In: Nursing
The Quality Issue
Hospitals across the country have seen an increase in methicillin-resistant staphylococcus aureus(MRSA), a bacterial infection that is highly resistant to some antibiotics. Patients who contract this infection can develop serious complications, sometimes leading to death. Area hospitals with MRSA outbreaks have been featured in recent media programs, resulting in a loss of public confidence and declining admissions. As the director of an inpatient unit at Madison Community Hospital (MCH), you understand the potential for an increase of methicillin-resistant staphylococcus aureus (MRSA) at your hospital. Your infectious disease physicians are concerned about the potential for an outbreak at your hospital. Infection prevention studies have reported that only 40% of healthcare workers sanitize their hands before treating patients. Hand-washing and other hand-sanitizing methods have been proven to reduce the transmission of dangerous infections from one patient to another.

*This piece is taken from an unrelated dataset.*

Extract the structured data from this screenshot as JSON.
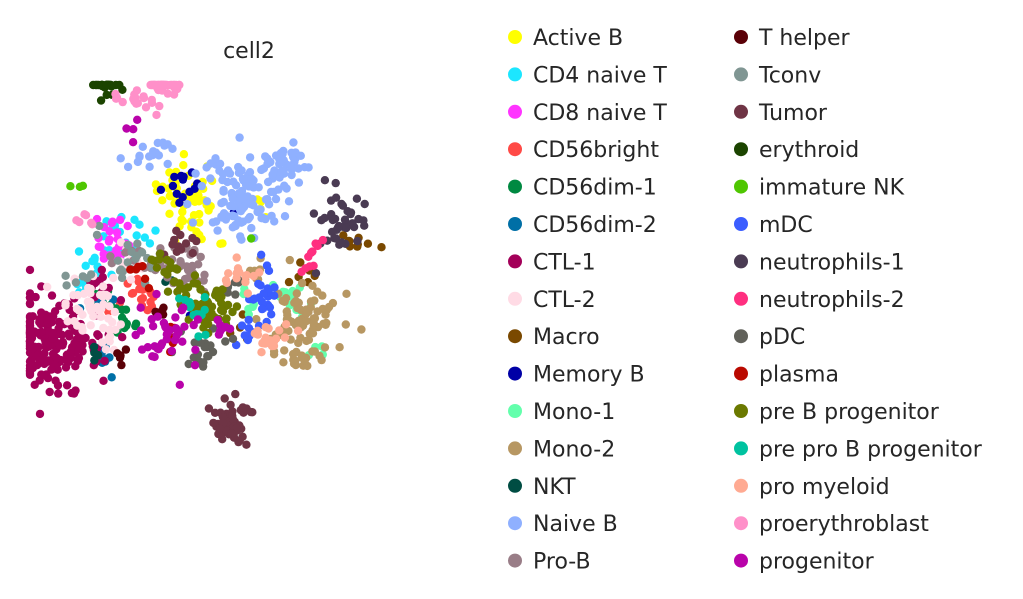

Preliminary Actions at MCH
The MCH products committee has evaluated several hand-sanitizing products and selected an alcohol-based product that effectively eliminates the majority of bacterial micro-organisms that can be transmitted by contact. The hand hygiene policy at MCH requires staff members, physicians, and volunteers to apply the hand sanitizer before entering and after leaving a patient’s room. The Infection Prevention staff estimates an average of 15-20 individuals enter a patient’s room each day.
You have been appointed to serve on a task force charged with improving hand hygiene compliance. The Infection Prevention personnel have gathered preliminary data from various inpatient nursing units. (See table below) Staff on these units were observed in order to assess whether they sanitized their hands prior to entering and upon leaving a patient’s room. The Infection Prevention staff observing the inpatient unit personnel are routinely seen on these units as part of their surveillance activities. Staff members were not aware their hand hygiene practices were being observed. At first glance, the data indicates hand hygiene is not practiced, as required by the policy, in more than half the observations.
MCH has adopted the FOCUS-PDA improvement model and utilizes various tools for collecting data and analyzing processes. The hand hygiene task force will be applying these methods to address the hand hygiene concern.
Unit | Number of Staff Observed | Number of Sanitizing Hands | Percent Sanitizing Hands |
---|---|---|---|
2 North | 15 | 8 | 53% |
2 South | 18 | 12 | 67% |
2 East | 16 | 6 | 38% |
3 North | 19 | 10 | 53% |
3 South | 13 | 7 | 54% |
3 East | 15 | 6 | 40% |
4 North | 18 | 9 | 50% |
4 South | 17 | 7 | 41% |
4 East | 14 | 6 | 43% |
Total | 145 | 71 | 49% |
Questions:
The hospital is developing a hand hygiene task force to discuss the hand hygiene concern. Who should be on this task force to represent what hospital functions and why? To whom should the task force report their results and why?
What are some of the issues associated with caregivers sanitizing their hands? Why do you suppose only 40% of caregivers sanitize their hands? What other department personnel, besides nursing, may need to enter a patient’s room during their stay?
What are the possible causes for noncompliance? Are there other factors contributing to the issue?
How would the problem look different if it turned out only a handful of personnel were noncompliant? How would this affect the improvement process?
What process should be selected for improvement? Why?
How can MCH motivate its staff to be more compliant?
After reading the case study, please answer the questions above in a 2-3 page report. Be sure to include at least one, well-developed paragraph, to answer each question. please include references
The hospital is developing hand hygiene task force to represent the issues of staff of the hospitals are not washing the hands as needed. The issue was discussed based on the infection control data of staff hand-washing rate is only 40%. The doctors and the supervisors of each department should be on the task force to represent the hospital function. They address the issues and feedbacks of the employees related to the task force. The results should be reported to the hospital administration such as CEO so they can take necessary measures.
Issues related to caregivers not sanitizing the hands are
Only 40% of staff sanitize their hands because the staffs are not strictly following hospital policy, does not know the importance of hand washing, does not do their job honestly.
The other personnel enters the patient's room are Dietary personnel, Janitor, House Keeping personnel, Administrative officers, Patient relation officers, visitors.
The possible causes of non-compliance are usually the ICU staff are not doing frequent handwash. Because most of the times they are dealing with one patient and also wearing gowns and gloves. so they think no need to hand wash most frequently. The other factors include the germs may spread through sink from one person to another person and through cross-contamination.
If the handful of personnel were non-complaint, then the issue of handwashing become serious and affected all areas of the hospital. Germs may spread to all areas of the emergency department, labor room, surgery room. All these areas of the hospital should be clean and handwashing is important in all these areas. If there is no available data to analysis then it will affect the improvement process.